Future of realtime inference in pytorch

victor-shepardson · February 10, 2025, 2:59pm

There is substantial interest in using pytorch for realtime deployments in e.g. audio, robotics. To my knowledge the standard way to do this is using torchscript / libtorch C++ API. However, the jit interpreter causes realtime violations with memory allocation and thread synchronization (see ANIRA: An Architecture for Neural Network Inference in Real-Time Audio Applications | IEEE Conference Publication | IEEE Xplore).

I recall there was work on a “StaticRuntime” backend which would avoid most memory allocation when running the same module repeatedly, but it appears to have ceased, and now torch.jit itself seems to have been abandoned in favor of torch.compile, torch.export, AOTInductor and/or executorch (?)

At the moment it’s very hard to understand which APIs to use and what the intended tradeoffs are re:low latency applications, since most examples discuss vision or language modeling.

In particular, which technologies can be real-time friendly re: memory allocation? And which support internal mutable state the way torch.jit.ScriptModule does?
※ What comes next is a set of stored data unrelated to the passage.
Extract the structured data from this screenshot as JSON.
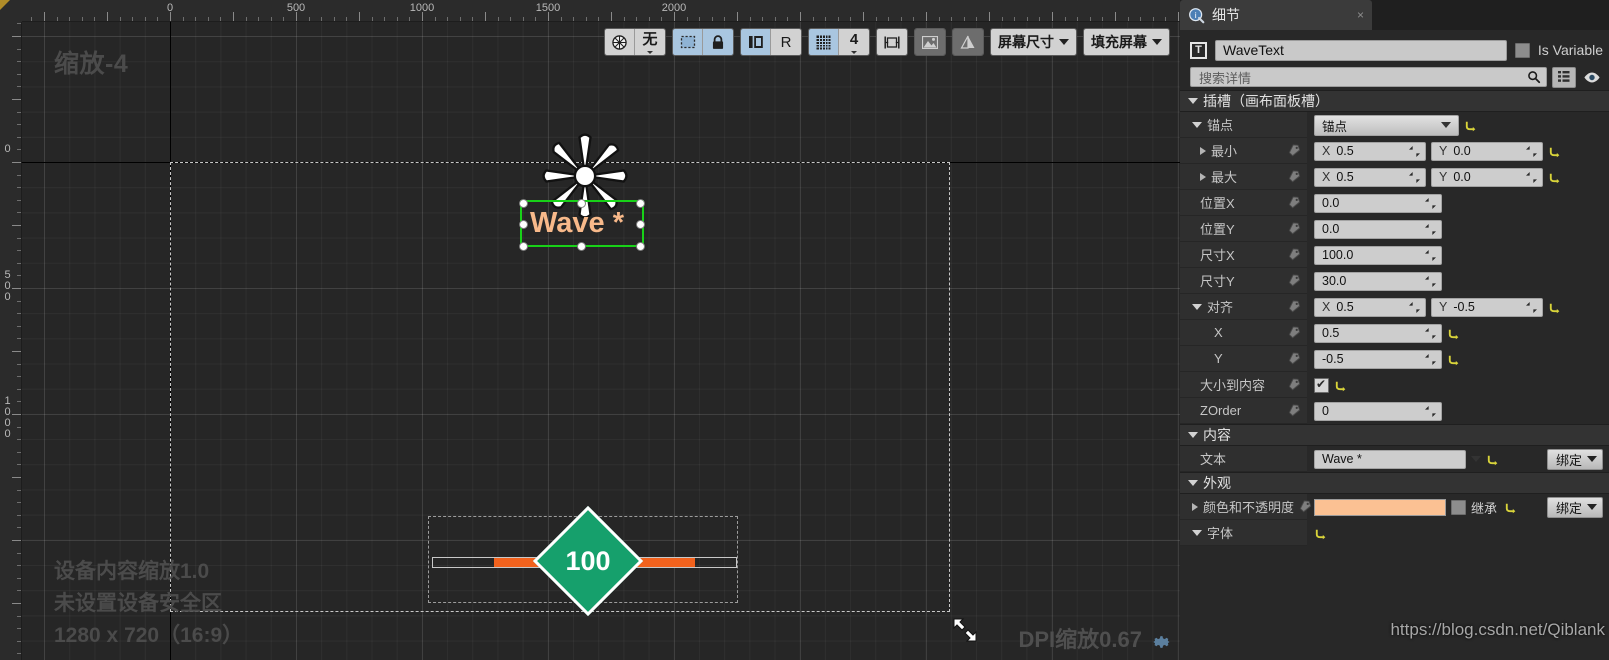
{
  "designer": {
    "zoom_label": "缩放-4",
    "device_content_scale": "设备内容缩放1.0",
    "safe_zone": "未设置设备安全区",
    "resolution": "1280 x 720（16:9）",
    "dpi_scale": "DPI缩放0.67",
    "ruler_h_labels": [
      "0",
      "500",
      "1000",
      "1500",
      "2000"
    ],
    "ruler_v_labels": [
      "0",
      "500",
      "1000"
    ],
    "selected_widget_text": "Wave *",
    "healthbar_value": "100"
  },
  "toolbar": {
    "groups": [
      {
        "buttons": [
          {
            "name": "globe-icon",
            "label": "",
            "icon": "globe",
            "state": "normal"
          },
          {
            "name": "none-dropdown",
            "label": "无",
            "icon": "",
            "state": "normal",
            "caret": true
          }
        ]
      },
      {
        "buttons": [
          {
            "name": "marquee-select",
            "label": "",
            "icon": "marquee",
            "state": "on"
          },
          {
            "name": "lock-icon",
            "label": "",
            "icon": "lock",
            "state": "on"
          }
        ]
      },
      {
        "buttons": [
          {
            "name": "localization-preview",
            "label": "",
            "icon": "panels",
            "state": "on"
          },
          {
            "name": "rtl-toggle",
            "label": "R",
            "icon": "",
            "state": "off"
          }
        ]
      },
      {
        "buttons": [
          {
            "name": "snap-grid-toggle",
            "label": "",
            "icon": "grid",
            "state": "on"
          },
          {
            "name": "grid-size-value",
            "label": "4",
            "icon": "",
            "state": "normal",
            "caret": true
          }
        ]
      },
      {
        "buttons": [
          {
            "name": "snap-to-widget",
            "label": "",
            "icon": "snapwidget",
            "state": "normal"
          }
        ]
      },
      {
        "buttons": [
          {
            "name": "show-image-outlines",
            "label": "",
            "icon": "image",
            "state": "dark"
          }
        ]
      },
      {
        "buttons": [
          {
            "name": "show-dashed-outlines",
            "label": "",
            "icon": "triangle",
            "state": "dark"
          }
        ]
      },
      {
        "buttons": [
          {
            "name": "screen-size-dropdown",
            "label": "屏幕尺寸",
            "icon": "",
            "state": "normal",
            "caret": true
          }
        ]
      },
      {
        "buttons": [
          {
            "name": "fill-screen-dropdown",
            "label": "填充屏幕",
            "icon": "",
            "state": "normal",
            "caret": true
          }
        ]
      }
    ]
  },
  "details": {
    "tab_title": "细节",
    "tab_close": "×",
    "widget_name": "WaveText",
    "is_variable_label": "Is Variable",
    "is_variable_checked": false,
    "search_placeholder": "搜索详情",
    "sections": [
      {
        "name": "slot",
        "title": "插槽（画布面板槽）",
        "rows": [
          {
            "name": "anchors",
            "label": "锚点",
            "type": "combo",
            "value": "锚点",
            "indent": 0,
            "expandable": true,
            "reset": true
          },
          {
            "name": "anchor-min",
            "label": "最小",
            "type": "xy",
            "x_axis": "X",
            "x": "0.5",
            "y_axis": "Y",
            "y": "0.0",
            "indent": 1,
            "expandable": true,
            "pin": true,
            "reset": true
          },
          {
            "name": "anchor-max",
            "label": "最大",
            "type": "xy",
            "x_axis": "X",
            "x": "0.5",
            "y_axis": "Y",
            "y": "0.0",
            "indent": 1,
            "expandable": true,
            "pin": true,
            "reset": true
          },
          {
            "name": "position-x",
            "label": "位置X",
            "type": "single",
            "value": "0.0",
            "indent": 1,
            "pin": true
          },
          {
            "name": "position-y",
            "label": "位置Y",
            "type": "single",
            "value": "0.0",
            "indent": 1,
            "pin": true
          },
          {
            "name": "size-x",
            "label": "尺寸X",
            "type": "single",
            "value": "100.0",
            "indent": 1,
            "pin": true
          },
          {
            "name": "size-y",
            "label": "尺寸Y",
            "type": "single",
            "value": "30.0",
            "indent": 1,
            "pin": true
          },
          {
            "name": "alignment",
            "label": "对齐",
            "type": "xy",
            "x_axis": "X",
            "x": "0.5",
            "y_axis": "Y",
            "y": "-0.5",
            "indent": 0,
            "expandable": true,
            "pin": true,
            "reset": true
          },
          {
            "name": "alignment-x",
            "label": "X",
            "type": "single",
            "value": "0.5",
            "indent": 2,
            "pin": true,
            "reset": true
          },
          {
            "name": "alignment-y",
            "label": "Y",
            "type": "single",
            "value": "-0.5",
            "indent": 2,
            "pin": true,
            "reset": true
          },
          {
            "name": "size-to-content",
            "label": "大小到内容",
            "type": "checkbox",
            "checked": true,
            "indent": 1,
            "pin": true,
            "reset": true
          },
          {
            "name": "zorder",
            "label": "ZOrder",
            "type": "single",
            "value": "0",
            "indent": 1,
            "pin": true
          }
        ]
      },
      {
        "name": "content",
        "title": "内容",
        "rows": [
          {
            "name": "text",
            "label": "文本",
            "type": "text-combo",
            "value": "Wave *",
            "indent": 1,
            "reset": true,
            "bind_label": "绑定"
          }
        ]
      },
      {
        "name": "appearance",
        "title": "外观",
        "rows": [
          {
            "name": "color-and-opacity",
            "label": "颜色和不透明度",
            "type": "color",
            "color": "#fbc193",
            "inherit_label": "继承",
            "inherit_checked": false,
            "indent": 0,
            "expandable": true,
            "pin": true,
            "reset": true,
            "bind_label": "绑定"
          },
          {
            "name": "font",
            "label": "字体",
            "type": "header-row",
            "indent": 0,
            "expandable": true,
            "reset": true
          }
        ]
      }
    ],
    "watermark": "https://blog.csdn.net/Qiblank"
  }
}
Can someone knowledgeable comment on the near-future outlook for low-latency realtime inference?

smth · February 10, 2025, 3:57pm

Hey Victor.

now torch.jit itself seems to have been abandoned in favor of torch.compile, torch.export, AOTInductor and/or executorch (?)

This is correct. torch.exported programs can be targeted to run on AOTInductor or executorch.

If you are looking for a static runtime, Executorch interpreter qualifies.

for low-latency realtime inference for edge devices, executorch keeps up that discipline.
AOTInductor also avoids any runtime dynamism as such, but does not avoid dynamic memory allocations.